On October 28, 2023, Osabuohien re-joined the Charge where he played in 37 games and averaged 2.5 points, 3.4 rebounds and 2.7 assists in 12.8 minutes. On April 4, 2024, he received the Jason Collier Sportsmanship Award, for his character both on the court and in the community.

===Calgary Surge (2024)===
On April 15, 2024, Osabuohien signed with the Calgary Surge of the Canadian Elite Basketball League, playing in 12 games while averaging 6.6 points, 4.5 rebounds and 3.8 assists in 18.4 minutes.

===Return to the Charge (2024)===
In July 2024, Osabuohien joined the Cleveland Cavaliers for the 2024 NBA Summer League and on September 24, 2024, he signed with the team. However, he was waived that day and on October 26, he re-joined the Cleveland Charge.

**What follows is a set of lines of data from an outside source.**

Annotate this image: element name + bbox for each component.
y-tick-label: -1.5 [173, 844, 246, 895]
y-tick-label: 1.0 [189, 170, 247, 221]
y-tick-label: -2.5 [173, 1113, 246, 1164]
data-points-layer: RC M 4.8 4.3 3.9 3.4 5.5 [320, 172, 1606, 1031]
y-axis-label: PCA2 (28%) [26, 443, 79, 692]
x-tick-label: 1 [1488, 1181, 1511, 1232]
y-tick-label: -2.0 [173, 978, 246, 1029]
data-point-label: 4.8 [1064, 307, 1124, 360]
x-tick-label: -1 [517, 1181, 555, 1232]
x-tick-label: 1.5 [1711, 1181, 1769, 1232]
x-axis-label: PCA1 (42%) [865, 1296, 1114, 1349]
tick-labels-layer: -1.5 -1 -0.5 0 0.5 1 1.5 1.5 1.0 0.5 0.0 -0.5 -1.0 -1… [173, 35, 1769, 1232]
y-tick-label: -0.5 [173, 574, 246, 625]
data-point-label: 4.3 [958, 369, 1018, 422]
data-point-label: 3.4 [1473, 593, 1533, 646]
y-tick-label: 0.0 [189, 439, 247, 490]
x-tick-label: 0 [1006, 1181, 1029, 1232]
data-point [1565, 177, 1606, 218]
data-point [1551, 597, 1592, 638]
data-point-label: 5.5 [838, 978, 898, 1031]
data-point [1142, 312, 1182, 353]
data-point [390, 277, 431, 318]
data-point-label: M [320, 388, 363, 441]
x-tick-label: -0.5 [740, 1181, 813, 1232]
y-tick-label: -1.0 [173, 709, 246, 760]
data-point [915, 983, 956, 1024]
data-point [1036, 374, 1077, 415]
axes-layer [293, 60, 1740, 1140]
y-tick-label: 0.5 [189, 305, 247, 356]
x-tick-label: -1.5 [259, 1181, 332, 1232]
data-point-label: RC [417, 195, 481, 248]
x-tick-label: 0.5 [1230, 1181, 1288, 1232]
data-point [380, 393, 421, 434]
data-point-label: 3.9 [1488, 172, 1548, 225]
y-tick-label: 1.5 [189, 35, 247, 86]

=== Calgary Surge (2025) ===
On April 9, 2025, Osabuohien signed a one-year contract to return to the Calgary Surge for another season. He was one of only two returning players. He switched from number 2 to 22.

==Personal life==
The son of Kingsley and Roseline Osabuohien, he has two siblings. He graduated with a bachelor's degree in multidisciplinary studies and is pursuing a master's degree in sport management.

On June 3, 2023, Osabuohien was involved in a car accident, suffering two broken ribs, and a broken nose.